The best models had the dyna 4 transmission, reverser and either ccls or the twin flow hydraulics, shiftable multi speed pto. The basic model can be as basic as sync shuttle and 8 speed manual box with a dual speed with open centre standard flow hydraulics. They need clutch switches and 3 point sensors occasionally, the parking brake is not durable. The 3 point is very strong, tight steering, nice cab, 40 km/hr fast road speed, good on fuel. Great machines.


----------



## CowboyRam (Dec 13, 2015)

slowzuki said:


> It's the intercooled version of my MF 5455 tier 2 I believe, 5 or 10 more hp in same tractor. I had a 12 ft IH disc, could pull it with a drag behind it as fast as you wanted except quite steep hills. I don't have ballast or cast rims. I'd expect you'd be fine w 14 ft.
> 
> I don't know what that other tool is. Heavy 8 ft offset is a good match for mine too.
> 
> The best models had the dyna 4 transmission, reverser and either ccls or the twin flow hydraulics, shiftable multi speed pto. The basic model can be as basic as sync shuttle and 8 speed manual box with a dual speed with open centre standard flow hydraulics. They need clutch switches and 3 point sensors occasionally, the parking brake is not durable. The 3 point is very strong, tight steering, nice cab, 40 km/hr fast road speed, good on fuel. Great machines.


This would be a loader tractor for us, can the front end handle picking up big bales. Our bales average about 1200 pounds. The one I found is a two wheel drive.


----------



## slowzuki (Mar 8, 2011)

No clue on the 2wd axle, you may need some cast/ fluid for traction if 2wd. The 4wd handles a loader well, would handle single 1200 lb bales no trouble. Handles double 5x4 silage bales ok.


----------



## carcajou (Jan 28, 2011)

Can tell you this, the b series put out 10 to 20 percent more hp then they were rated. It had to do with bringing them to North America and paying import taxes. Likely need duals to get enough traction for tillage.


----------



## slowzuki (Mar 8, 2011)

Bigger B's have more power. The Perkins 1104T in 465B/MF5460 T2 doesn't have room to turn the screw up any more with the injection pump they have on them.

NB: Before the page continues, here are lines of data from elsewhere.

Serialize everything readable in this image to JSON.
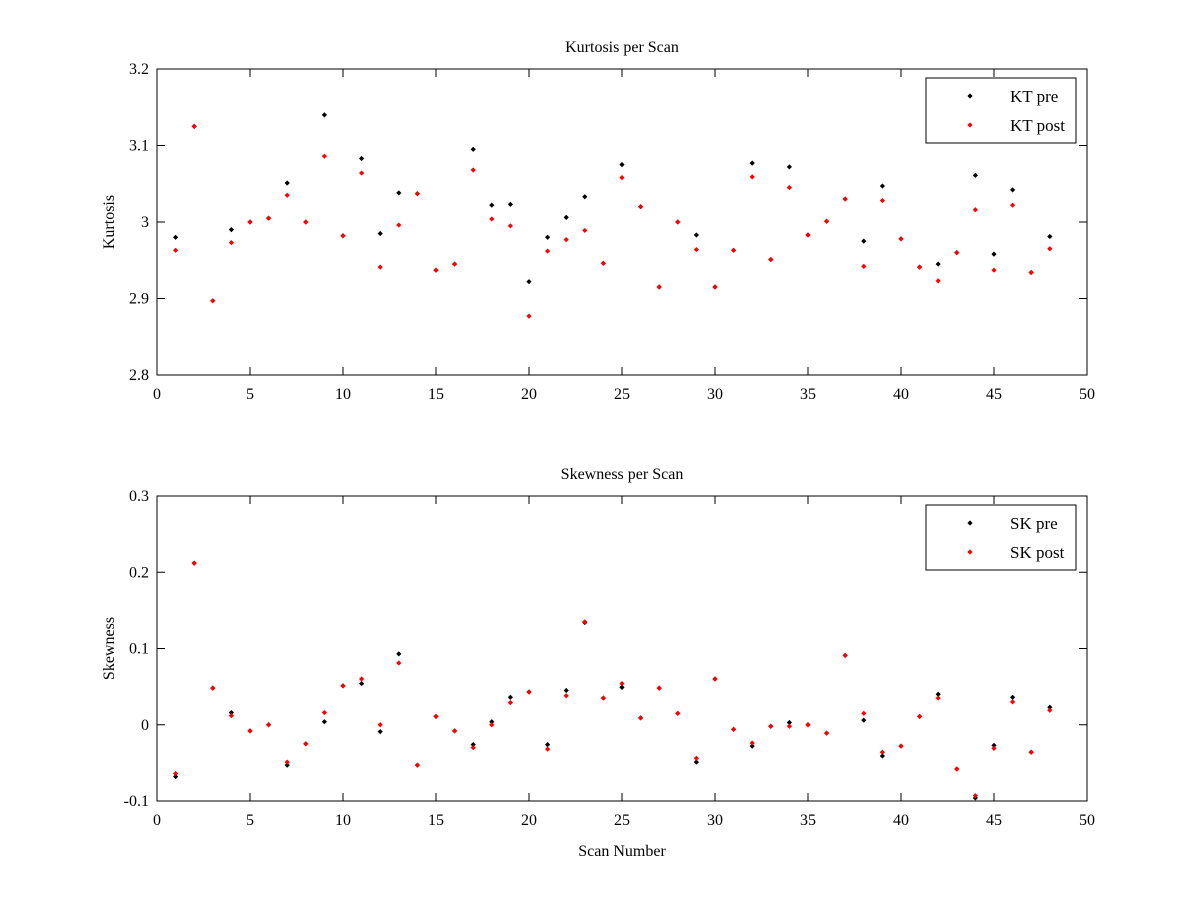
{
  "chart_data": [
    {
      "type": "scatter",
      "title": "Kurtosis per Scan",
      "xlabel": "",
      "ylabel": "Kurtosis",
      "xlim": [
        0,
        50
      ],
      "ylim": [
        2.8,
        3.2
      ],
      "xticks": [
        "0",
        "5",
        "10",
        "15",
        "20",
        "25",
        "30",
        "35",
        "40",
        "45",
        "50"
      ],
      "yticks": [
        "2.8",
        "2.9",
        "3",
        "3.1",
        "3.2"
      ],
      "x": [
        1,
        2,
        3,
        4,
        5,
        6,
        7,
        8,
        9,
        10,
        11,
        12,
        13,
        14,
        15,
        16,
        17,
        18,
        19,
        20,
        21,
        22,
        23,
        24,
        25,
        26,
        27,
        28,
        29,
        30,
        31,
        32,
        33,
        34,
        35,
        36,
        37,
        38,
        39,
        40,
        41,
        42,
        43,
        44,
        45,
        46,
        47,
        48
      ],
      "series": [
        {
          "name": "KT pre",
          "color": "#000000",
          "values": [
            2.98,
            3.125,
            2.897,
            2.99,
            3.0,
            3.005,
            3.051,
            3.0,
            3.14,
            2.982,
            3.083,
            2.985,
            3.038,
            3.037,
            2.937,
            2.945,
            3.095,
            3.022,
            3.023,
            2.922,
            2.98,
            3.006,
            3.033,
            2.946,
            3.075,
            3.02,
            2.915,
            3.0,
            2.983,
            2.915,
            2.963,
            3.077,
            2.951,
            3.072,
            2.983,
            3.001,
            3.03,
            2.975,
            3.047,
            2.978,
            2.941,
            2.945,
            2.96,
            3.061,
            2.958,
            3.042,
            2.934,
            2.981
          ]
        },
        {
          "name": "KT post",
          "color": "#ff0000",
          "values": [
            2.963,
            3.125,
            2.897,
            2.973,
            3.0,
            3.005,
            3.035,
            3.0,
            3.086,
            2.982,
            3.064,
            2.941,
            2.996,
            3.037,
            2.937,
            2.945,
            3.068,
            3.004,
            2.995,
            2.877,
            2.962,
            2.977,
            2.989,
            2.946,
            3.058,
            3.02,
            2.915,
            3.0,
            2.964,
            2.915,
            2.963,
            3.059,
            2.951,
            3.045,
            2.983,
            3.001,
            3.03,
            2.942,
            3.028,
            2.978,
            2.941,
            2.923,
            2.96,
            3.016,
            2.937,
            3.022,
            2.934,
            2.965
          ]
        }
      ],
      "legend": {
        "position": "top-right",
        "entries": [
          "KT pre",
          "KT post"
        ]
      }
    },
    {
      "type": "scatter",
      "title": "Skewness per Scan",
      "xlabel": "Scan Number",
      "ylabel": "Skewness",
      "xlim": [
        0,
        50
      ],
      "ylim": [
        -0.1,
        0.3
      ],
      "xticks": [
        "0",
        "5",
        "10",
        "15",
        "20",
        "25",
        "30",
        "35",
        "40",
        "45",
        "50"
      ],
      "yticks": [
        "-0.1",
        "0",
        "0.1",
        "0.2",
        "0.3"
      ],
      "x": [
        1,
        2,
        3,
        4,
        5,
        6,
        7,
        8,
        9,
        10,
        11,
        12,
        13,
        14,
        15,
        16,
        17,
        18,
        19,
        20,
        21,
        22,
        23,
        24,
        25,
        26,
        27,
        28,
        29,
        30,
        31,
        32,
        33,
        34,
        35,
        36,
        37,
        38,
        39,
        40,
        41,
        42,
        43,
        44,
        45,
        46,
        47,
        48
      ],
      "series": [
        {
          "name": "SK pre",
          "color": "#000000",
          "values": [
            -0.068,
            0.212,
            0.048,
            0.016,
            -0.008,
            0.0,
            -0.053,
            -0.025,
            0.004,
            0.051,
            0.054,
            -0.009,
            0.093,
            -0.053,
            0.011,
            -0.008,
            -0.026,
            0.004,
            0.036,
            0.043,
            -0.026,
            0.045,
            0.134,
            0.035,
            0.049,
            0.009,
            0.048,
            0.015,
            -0.049,
            0.06,
            -0.006,
            -0.028,
            -0.002,
            0.003,
            0.0,
            -0.011,
            0.091,
            0.006,
            -0.041,
            -0.028,
            0.011,
            0.04,
            -0.058,
            -0.096,
            -0.027,
            0.036,
            -0.036,
            0.023
          ]
        },
        {
          "name": "SK post",
          "color": "#ff0000",
          "values": [
            -0.064,
            0.212,
            0.048,
            0.012,
            -0.008,
            0.0,
            -0.049,
            -0.025,
            0.016,
            0.051,
            0.06,
            0.0,
            0.081,
            -0.053,
            0.011,
            -0.008,
            -0.03,
            0.0,
            0.029,
            0.043,
            -0.032,
            0.038,
            0.135,
            0.035,
            0.054,
            0.009,
            0.048,
            0.015,
            -0.044,
            0.06,
            -0.006,
            -0.024,
            -0.002,
            -0.002,
            0.0,
            -0.011,
            0.091,
            0.015,
            -0.036,
            -0.028,
            0.011,
            0.035,
            -0.058,
            -0.093,
            -0.031,
            0.03,
            -0.036,
            0.019
          ]
        }
      ],
      "legend": {
        "position": "top-right",
        "entries": [
          "SK pre",
          "SK post"
        ]
      }
    }
  ]
}
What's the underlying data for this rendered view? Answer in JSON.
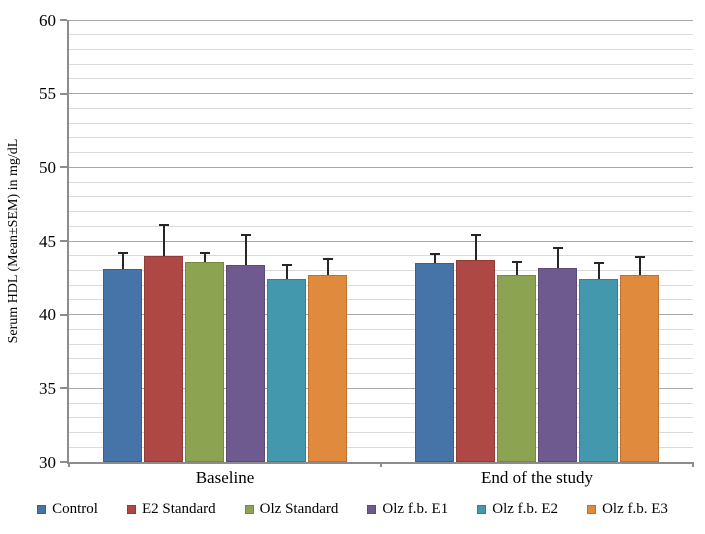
{
  "figure": {
    "background": "#ffffff",
    "axis_color": "#8c8c8c",
    "major_grid_color": "#a9a9a9",
    "minor_grid_color": "#dadada",
    "error_bar_color": "#262626",
    "text_color": "#000000"
  },
  "chart_data": {
    "type": "bar",
    "title": "",
    "xlabel": "",
    "ylabel": "Serum HDL (Mean±SEM) in mg/dL",
    "ylim": [
      30,
      60
    ],
    "ytick_step": 5,
    "minor_grid_step": 1,
    "grid": true,
    "legend_position": "bottom",
    "error_bars": "upper_sem",
    "categories": [
      "Baseline",
      "End of the study"
    ],
    "series": [
      {
        "name": "Control",
        "color": "#4673a8",
        "border": "#3a6091",
        "values": [
          43.1,
          43.5
        ],
        "sem": [
          1.1,
          0.6
        ]
      },
      {
        "name": "E2 Standard",
        "color": "#ad4845",
        "border": "#923c3a",
        "values": [
          44.0,
          43.7
        ],
        "sem": [
          2.1,
          1.7
        ]
      },
      {
        "name": "Olz Standard",
        "color": "#8ca351",
        "border": "#758943",
        "values": [
          43.6,
          42.7
        ],
        "sem": [
          0.6,
          0.9
        ]
      },
      {
        "name": "Olz f.b. E1",
        "color": "#6f5a90",
        "border": "#5c4a78",
        "values": [
          43.4,
          43.2
        ],
        "sem": [
          2.0,
          1.3
        ]
      },
      {
        "name": "Olz f.b. E2",
        "color": "#4398ae",
        "border": "#377e91",
        "values": [
          42.4,
          42.4
        ],
        "sem": [
          1.0,
          1.1
        ]
      },
      {
        "name": "Olz f.b. E3",
        "color": "#e08a3e",
        "border": "#bd7231",
        "values": [
          42.7,
          42.7
        ],
        "sem": [
          1.1,
          1.2
        ]
      }
    ]
  }
}
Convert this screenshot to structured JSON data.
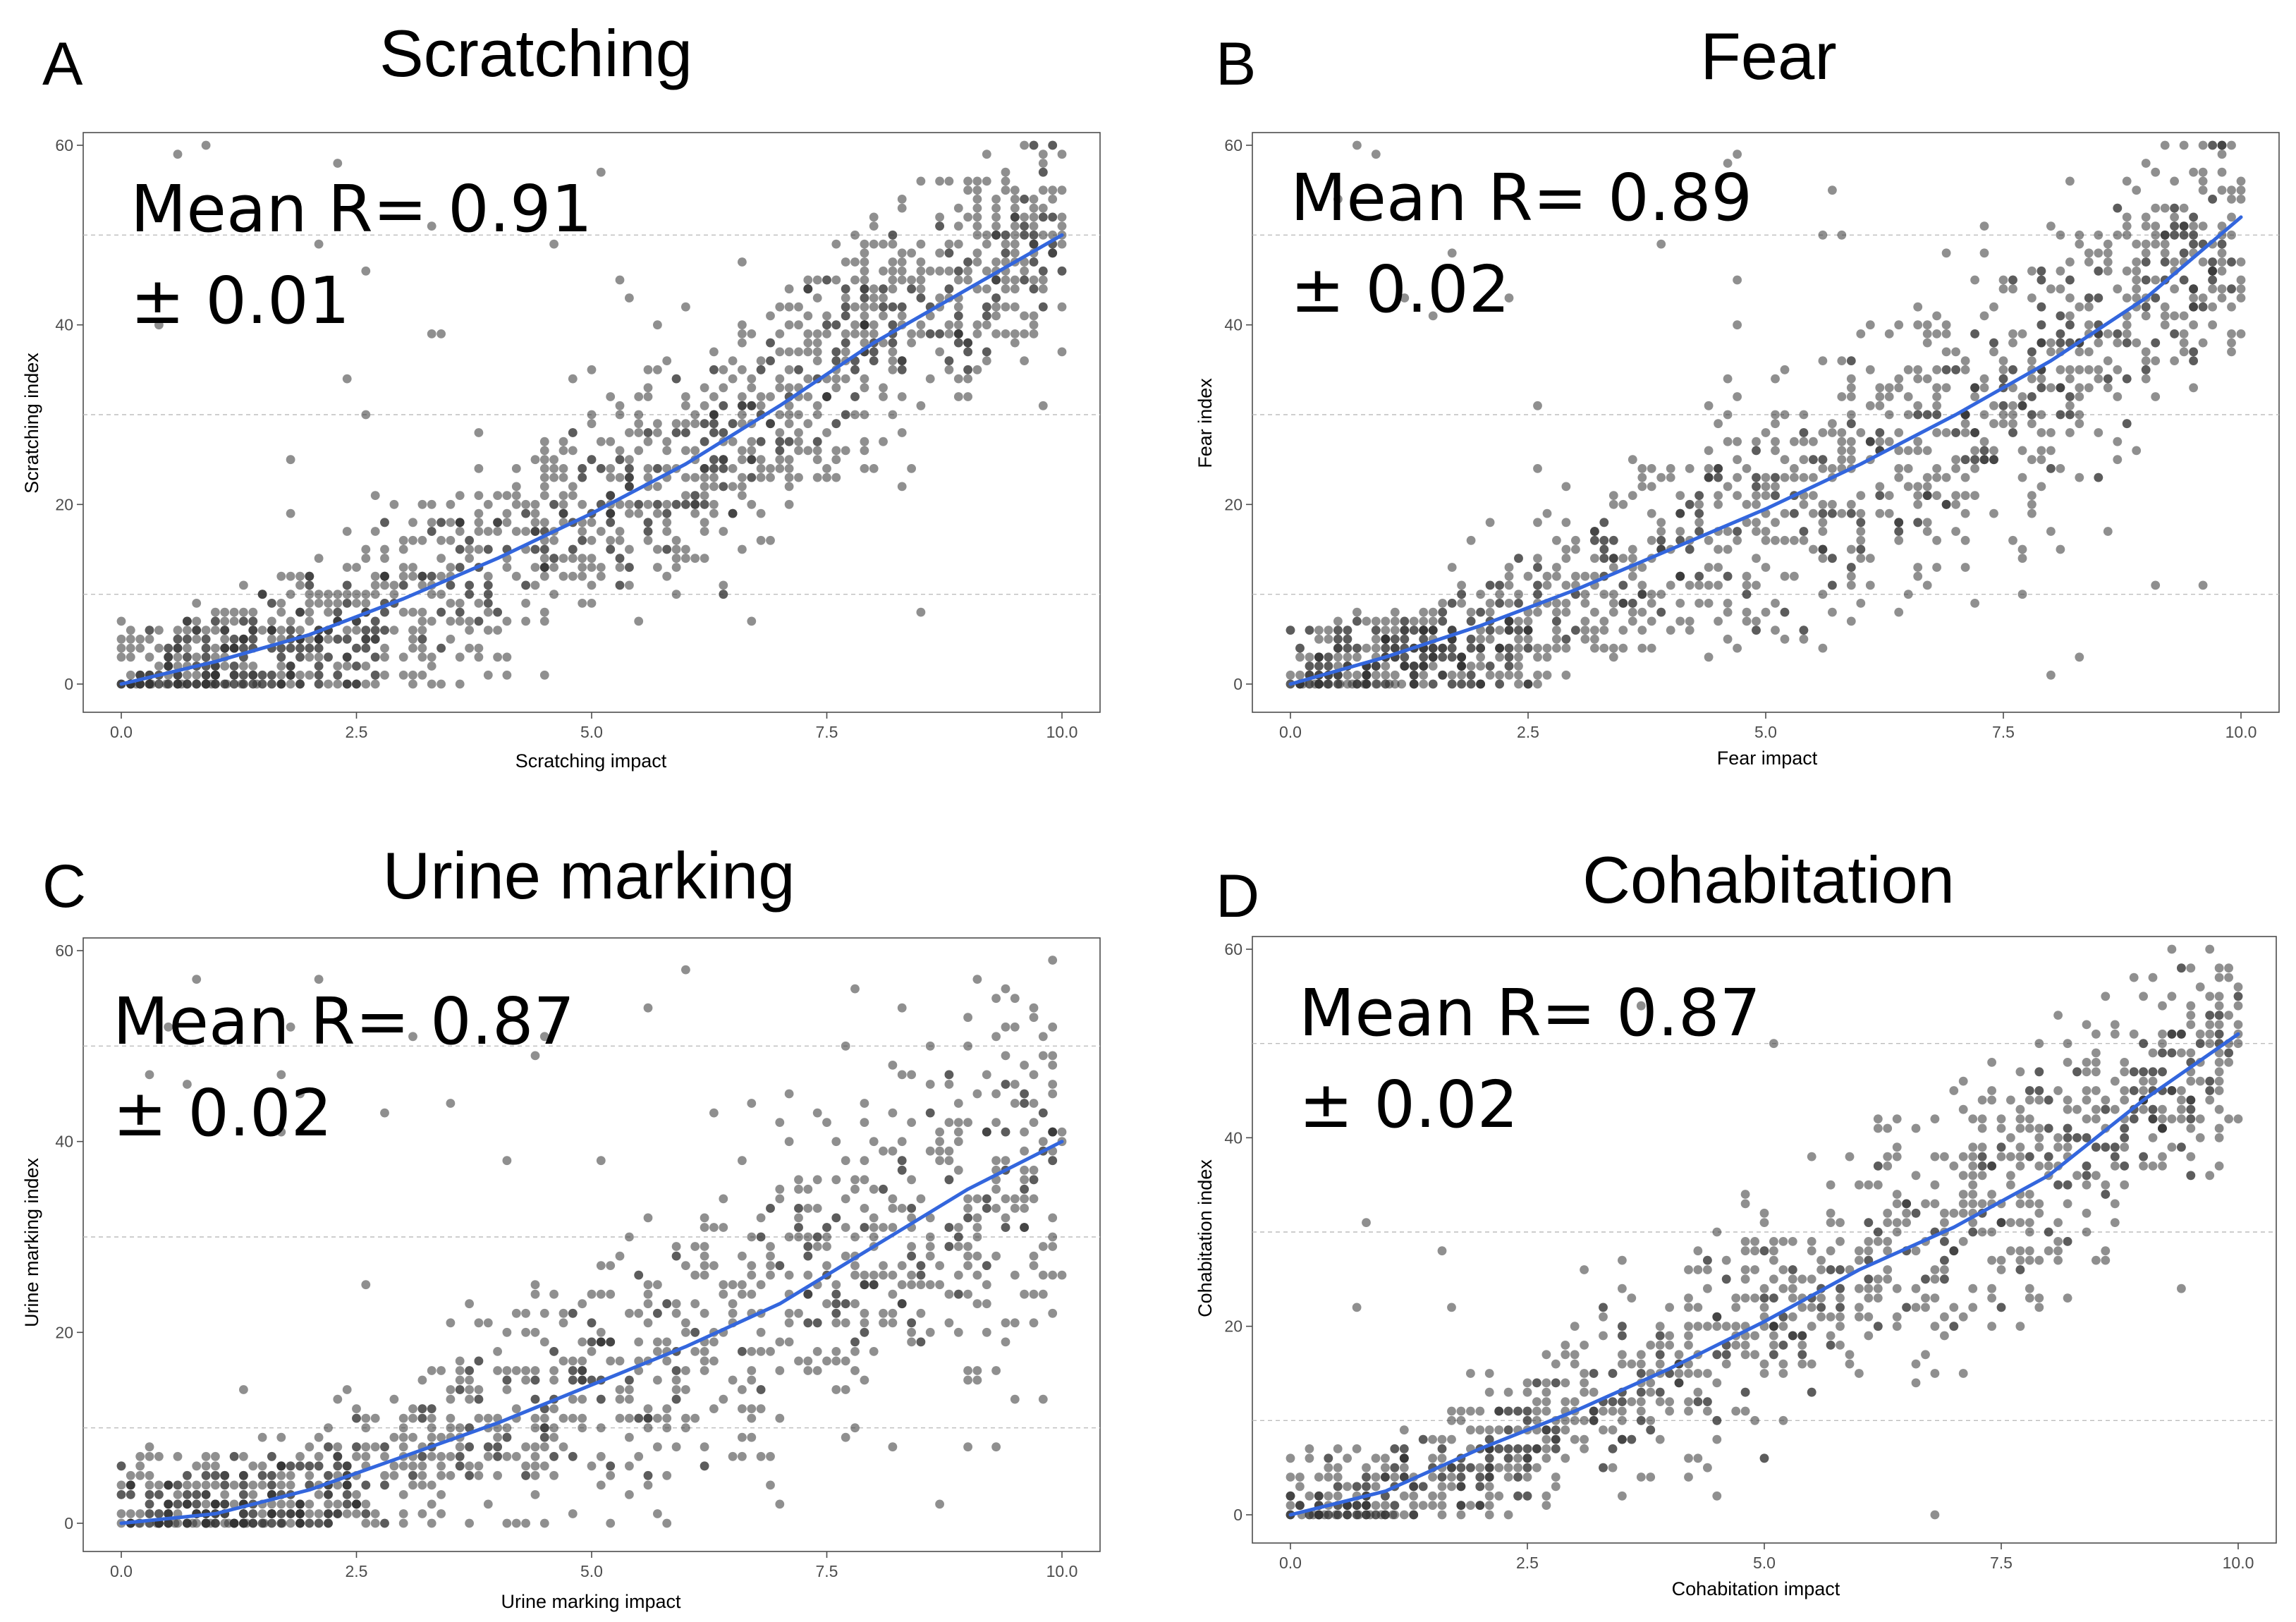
{
  "chart_data": [
    {
      "panel": "A",
      "type": "scatter",
      "title": "Scratching",
      "xlabel": "Scratching impact",
      "ylabel": "Scratching index",
      "xlim": [
        0,
        10
      ],
      "ylim": [
        0,
        60
      ],
      "xticks": [
        "0.0",
        "2.5",
        "5.0",
        "7.5",
        "10.0"
      ],
      "yticks": [
        "0",
        "20",
        "40",
        "60"
      ],
      "grid_y": [
        10,
        30,
        50
      ],
      "stat_line1": "Mean R= 0.91",
      "stat_line2": "± 0.01",
      "point_color": "#333333",
      "trend_color": "#3366dd",
      "trend": {
        "x": [
          0,
          1,
          2,
          3,
          4,
          5,
          6,
          7,
          8,
          9,
          10
        ],
        "y": [
          0,
          2.5,
          5.5,
          9.5,
          14,
          19,
          24.5,
          31,
          38,
          44,
          50
        ]
      },
      "scatter": {
        "n": 1400,
        "base": [
          0,
          2.5,
          5.5,
          9.5,
          14,
          19,
          24.5,
          31,
          38,
          44,
          50
        ],
        "spread": [
          2,
          5,
          7,
          9,
          10,
          11,
          11,
          11,
          11,
          11,
          10
        ],
        "lowfrac": 0.1,
        "outlierfrac": 0.02,
        "zeroline": 1.6,
        "seed": 11
      }
    },
    {
      "panel": "B",
      "type": "scatter",
      "title": "Fear",
      "xlabel": "Fear impact",
      "ylabel": "Fear index",
      "xlim": [
        0,
        10
      ],
      "ylim": [
        0,
        60
      ],
      "xticks": [
        "0.0",
        "2.5",
        "5.0",
        "7.5",
        "10.0"
      ],
      "yticks": [
        "0",
        "20",
        "40",
        "60"
      ],
      "grid_y": [
        10,
        30,
        50
      ],
      "stat_line1": "Mean R= 0.89",
      "stat_line2": "± 0.02",
      "point_color": "#333333",
      "trend_color": "#3366dd",
      "trend": {
        "x": [
          0,
          1,
          2,
          3,
          4,
          5,
          6,
          7,
          8,
          9,
          10
        ],
        "y": [
          0,
          3,
          6.5,
          10.5,
          15,
          19.5,
          24.5,
          30,
          36,
          43,
          52
        ]
      },
      "scatter": {
        "n": 1300,
        "base": [
          0,
          3,
          6.5,
          10.5,
          15,
          19.5,
          24.5,
          30,
          36,
          43,
          52
        ],
        "spread": [
          2.5,
          5,
          7,
          9,
          11,
          12,
          13,
          13,
          13,
          12,
          10
        ],
        "lowfrac": 0.12,
        "outlierfrac": 0.03,
        "zeroline": 1.3,
        "seed": 23
      }
    },
    {
      "panel": "C",
      "type": "scatter",
      "title": "Urine marking",
      "xlabel": "Urine marking impact",
      "ylabel": "Urine marking index",
      "xlim": [
        0,
        10
      ],
      "ylim": [
        0,
        60
      ],
      "xticks": [
        "0.0",
        "2.5",
        "5.0",
        "7.5",
        "10.0"
      ],
      "yticks": [
        "0",
        "20",
        "40",
        "60"
      ],
      "grid_y": [
        10,
        30,
        50
      ],
      "stat_line1": "Mean R= 0.87",
      "stat_line2": "± 0.02",
      "point_color": "#333333",
      "trend_color": "#3366dd",
      "trend": {
        "x": [
          0,
          1,
          2,
          3,
          4,
          5,
          6,
          7,
          8,
          9,
          10
        ],
        "y": [
          0,
          1,
          3.5,
          7,
          10.5,
          14.5,
          18.5,
          23,
          29,
          35,
          40
        ]
      },
      "scatter": {
        "n": 1150,
        "base": [
          0,
          1,
          3.5,
          7,
          10.5,
          14.5,
          18.5,
          23,
          29,
          35,
          40
        ],
        "spread": [
          1.5,
          4,
          6,
          8,
          10,
          11,
          12,
          14,
          15,
          16,
          17
        ],
        "lowfrac": 0.14,
        "outlierfrac": 0.04,
        "zeroline": 1.9,
        "seed": 37
      }
    },
    {
      "panel": "D",
      "type": "scatter",
      "title": "Cohabitation",
      "xlabel": "Cohabitation impact",
      "ylabel": "Cohabitation index",
      "xlim": [
        0,
        10
      ],
      "ylim": [
        0,
        60
      ],
      "xticks": [
        "0.0",
        "2.5",
        "5.0",
        "7.5",
        "10.0"
      ],
      "yticks": [
        "0",
        "20",
        "40",
        "60"
      ],
      "grid_y": [
        10,
        30,
        50
      ],
      "stat_line1": "Mean R= 0.87",
      "stat_line2": "± 0.02",
      "point_color": "#333333",
      "trend_color": "#3366dd",
      "trend": {
        "x": [
          0,
          1,
          2,
          3,
          4,
          5,
          6,
          7,
          8,
          9,
          10
        ],
        "y": [
          0,
          2.5,
          7,
          11,
          15.5,
          20.5,
          26,
          30.5,
          36,
          44,
          51
        ]
      },
      "scatter": {
        "n": 1100,
        "base": [
          0,
          2.5,
          7,
          11,
          15.5,
          20.5,
          26,
          30.5,
          36,
          44,
          51
        ],
        "spread": [
          2,
          4,
          6,
          8,
          9,
          10,
          11,
          11,
          11,
          10,
          9
        ],
        "lowfrac": 0.08,
        "outlierfrac": 0.03,
        "zeroline": 1.2,
        "seed": 51
      }
    }
  ]
}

The Tier 3 ones have way more hp than the Tier 2's as they had boost feature when the PTO was on or over so many km per hour. Can see in the testing some of the quirks related to this with rated vs tested numbers.



carcajou said:


> Can tell you this, the b series put out 10 to 20 percent more hp then they were rated. It had to do with bringing them to North America and paying import taxes. Likely need duals to get enough traction for tillage.


----------



## CowboyRam (Dec 13, 2015)

This is what a corrugator looks like. Just seven shanks about 22" apart, makes a small trench about 6" deep.


----------



## CowboyRam (Dec 13, 2015)

Called about that tractor today. I was to late, it has sold already, so it is back to the drawing board.


----------